Kv channels have been suggested to contribute to various important aspects of cancer biology (10). Kv channels are involved in cancer progression by regulating important cellular functions, including cell cycle and entry of calcium ions (11). Accumulating evidence has indicated that ion channel expression levels are closely related to cancer malignancy (12, 13). Elevated expression levels of Kv channel also have been detected in several human malignant cancers (14). Specifically, Kv channels, which are modulated by oxidation, have been suggested to play pivotal roles in cancer progression given that high reactive oxygen species (ROS) production in cancer cells is one of the important triggers of cancer progression (15). In our previous study, we have revealed that the expression level of the oxidation-sensitive Kv channels Kv3.1 and Kv3.4 could be regulated by the ROS level in cancer cells and that these Kv channels are involved in cancer cell migration and invasion (5).
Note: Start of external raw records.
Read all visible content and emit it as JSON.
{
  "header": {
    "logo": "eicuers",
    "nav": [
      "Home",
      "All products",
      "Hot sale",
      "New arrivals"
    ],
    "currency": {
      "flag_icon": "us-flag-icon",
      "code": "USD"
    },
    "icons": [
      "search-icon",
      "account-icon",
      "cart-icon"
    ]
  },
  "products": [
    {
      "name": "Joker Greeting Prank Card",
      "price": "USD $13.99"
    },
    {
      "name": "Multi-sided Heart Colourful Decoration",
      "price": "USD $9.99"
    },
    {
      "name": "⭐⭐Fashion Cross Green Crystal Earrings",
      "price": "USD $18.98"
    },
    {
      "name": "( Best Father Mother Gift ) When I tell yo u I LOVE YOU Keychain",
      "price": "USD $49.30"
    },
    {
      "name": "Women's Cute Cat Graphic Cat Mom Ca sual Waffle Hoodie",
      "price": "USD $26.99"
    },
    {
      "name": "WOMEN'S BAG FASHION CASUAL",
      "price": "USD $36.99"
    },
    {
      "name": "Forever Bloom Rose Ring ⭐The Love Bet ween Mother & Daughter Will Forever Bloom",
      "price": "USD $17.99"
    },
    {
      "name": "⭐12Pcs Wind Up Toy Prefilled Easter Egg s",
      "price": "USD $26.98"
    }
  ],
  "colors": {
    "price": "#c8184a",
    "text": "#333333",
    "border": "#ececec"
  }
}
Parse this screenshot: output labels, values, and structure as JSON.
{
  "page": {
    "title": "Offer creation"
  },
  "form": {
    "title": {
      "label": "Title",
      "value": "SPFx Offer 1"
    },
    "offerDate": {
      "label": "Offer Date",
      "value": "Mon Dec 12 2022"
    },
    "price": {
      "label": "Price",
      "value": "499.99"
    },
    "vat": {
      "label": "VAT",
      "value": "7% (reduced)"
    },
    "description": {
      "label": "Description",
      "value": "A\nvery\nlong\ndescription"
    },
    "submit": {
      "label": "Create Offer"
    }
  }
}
Prostate cancer is the second leading cause of cancer-related death in males (16). Given that prostate cancer has a long latency period and is potentially curable, it is essential to develop efficient screening methods for early diagnosis and characterization of prostate cancer (17). Prostate-specific antigen (PSA) is the most well-known biomarker for the diagnosis of prostate cancer (18). However, the use of serum PSA level as a screening tool to diagnose prostate cancer has an important limitation (19). Given that a high PSA level can be detected in patients with benign prostatic hyperplasia, which is common in elderly patients, identifying the exact cancer type based on the serum PSA level is challenging (20). Therefore, novel biomarkers are needed to diagnose prostate cancer and distinguish between different cancer types (21).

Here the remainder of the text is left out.